By valuing honesty, empathy, and open communication, we can foster an environment where infidelity becomes less likely, and emotional well-being can thrive.
At A Glance
- Infidelity is an act of dishonesty that violates rules and norms to gain an unfair advantage.
- It can occur in various domains, including relationships, academics, sports, and business.
- Cheating and mental health are inversely related, leading to severe life risks and relationship issues.
- Pathological cheating is a compulsive behavior with significant consequences.
- Being cheated on can lead to emotional distress, anxiety, and difficulty forming new connections.
- Dealing with cheating requires open communication, self-reflection, and professional help.
Frequently Asked Questions (FAQs)
1. What is considered as cheating in a relationship?
Cheating in a relationship is considered as any act of dishonesty or betrayal that breaches the trust and commitment between partners.
2. Does emotional cheating count as infidelity in relationships?
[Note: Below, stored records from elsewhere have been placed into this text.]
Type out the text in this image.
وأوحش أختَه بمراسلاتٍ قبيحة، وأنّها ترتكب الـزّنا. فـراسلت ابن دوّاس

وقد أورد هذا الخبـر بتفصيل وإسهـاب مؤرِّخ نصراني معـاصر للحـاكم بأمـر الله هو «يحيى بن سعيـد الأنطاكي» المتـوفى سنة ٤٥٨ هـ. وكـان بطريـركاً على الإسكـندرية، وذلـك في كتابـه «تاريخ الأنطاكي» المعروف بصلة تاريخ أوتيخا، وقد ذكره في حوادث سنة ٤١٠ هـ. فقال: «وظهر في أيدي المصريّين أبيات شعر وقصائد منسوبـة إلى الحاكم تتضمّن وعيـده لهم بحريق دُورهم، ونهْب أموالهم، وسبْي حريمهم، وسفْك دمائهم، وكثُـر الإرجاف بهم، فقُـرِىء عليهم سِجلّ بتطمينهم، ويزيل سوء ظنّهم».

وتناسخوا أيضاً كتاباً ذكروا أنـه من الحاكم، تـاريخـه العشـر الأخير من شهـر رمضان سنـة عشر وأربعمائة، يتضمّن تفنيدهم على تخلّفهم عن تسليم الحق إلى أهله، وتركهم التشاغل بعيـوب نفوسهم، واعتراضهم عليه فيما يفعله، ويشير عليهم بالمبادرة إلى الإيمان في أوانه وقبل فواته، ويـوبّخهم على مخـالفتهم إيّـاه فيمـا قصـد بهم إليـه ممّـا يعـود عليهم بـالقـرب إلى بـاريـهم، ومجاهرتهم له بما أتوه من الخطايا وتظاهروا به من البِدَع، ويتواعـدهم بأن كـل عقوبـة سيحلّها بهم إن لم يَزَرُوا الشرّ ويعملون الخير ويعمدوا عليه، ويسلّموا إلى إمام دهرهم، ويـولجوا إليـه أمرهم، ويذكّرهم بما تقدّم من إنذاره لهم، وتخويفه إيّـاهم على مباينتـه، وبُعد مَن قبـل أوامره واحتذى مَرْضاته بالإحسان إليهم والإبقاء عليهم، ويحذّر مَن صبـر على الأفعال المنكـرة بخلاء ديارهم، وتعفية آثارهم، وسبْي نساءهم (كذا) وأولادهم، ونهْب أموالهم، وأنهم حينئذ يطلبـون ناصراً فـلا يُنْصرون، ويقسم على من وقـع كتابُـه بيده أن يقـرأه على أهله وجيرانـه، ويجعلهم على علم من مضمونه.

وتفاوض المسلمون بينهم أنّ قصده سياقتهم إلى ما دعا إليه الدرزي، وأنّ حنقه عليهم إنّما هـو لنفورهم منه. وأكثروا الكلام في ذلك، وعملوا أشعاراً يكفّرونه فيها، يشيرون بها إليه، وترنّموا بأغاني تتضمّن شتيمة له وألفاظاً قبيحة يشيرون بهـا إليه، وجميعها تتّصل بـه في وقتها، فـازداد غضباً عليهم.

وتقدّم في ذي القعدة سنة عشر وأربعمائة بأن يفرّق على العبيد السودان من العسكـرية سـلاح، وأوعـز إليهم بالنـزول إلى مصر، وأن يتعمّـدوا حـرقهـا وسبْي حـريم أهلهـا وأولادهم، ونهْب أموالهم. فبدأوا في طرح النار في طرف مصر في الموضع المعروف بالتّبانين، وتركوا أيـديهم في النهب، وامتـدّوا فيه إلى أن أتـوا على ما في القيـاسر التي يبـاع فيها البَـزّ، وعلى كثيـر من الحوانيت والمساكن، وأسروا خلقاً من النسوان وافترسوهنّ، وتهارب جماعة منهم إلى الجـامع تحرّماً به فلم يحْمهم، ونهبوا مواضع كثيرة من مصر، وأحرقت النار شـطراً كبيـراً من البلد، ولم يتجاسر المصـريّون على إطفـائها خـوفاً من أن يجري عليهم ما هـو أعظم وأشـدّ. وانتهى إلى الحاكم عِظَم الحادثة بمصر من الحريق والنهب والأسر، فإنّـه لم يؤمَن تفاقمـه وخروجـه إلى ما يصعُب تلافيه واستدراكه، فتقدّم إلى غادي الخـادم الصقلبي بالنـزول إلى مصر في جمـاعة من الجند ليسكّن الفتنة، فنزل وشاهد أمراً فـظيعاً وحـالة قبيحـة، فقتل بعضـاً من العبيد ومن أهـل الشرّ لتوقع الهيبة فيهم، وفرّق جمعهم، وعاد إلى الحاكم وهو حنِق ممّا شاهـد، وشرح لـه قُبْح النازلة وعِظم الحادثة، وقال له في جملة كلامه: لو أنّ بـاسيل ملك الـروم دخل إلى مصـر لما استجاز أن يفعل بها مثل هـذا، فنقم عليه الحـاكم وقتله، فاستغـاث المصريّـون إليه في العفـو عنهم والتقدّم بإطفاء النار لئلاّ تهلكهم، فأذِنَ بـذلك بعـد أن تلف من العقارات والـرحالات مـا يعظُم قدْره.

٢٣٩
Yes, emotional cheating is considered a form of infidelity in relationships as it involves forming an intimate connection with someone outside the committed partnership, even without physical involvement.
3. Is cheating on a relationship normal?
Cheating on a relationship is not considered normal or acceptable behavior, as it can lead to significant harm, trust issues, and emotional distress for both partners involved.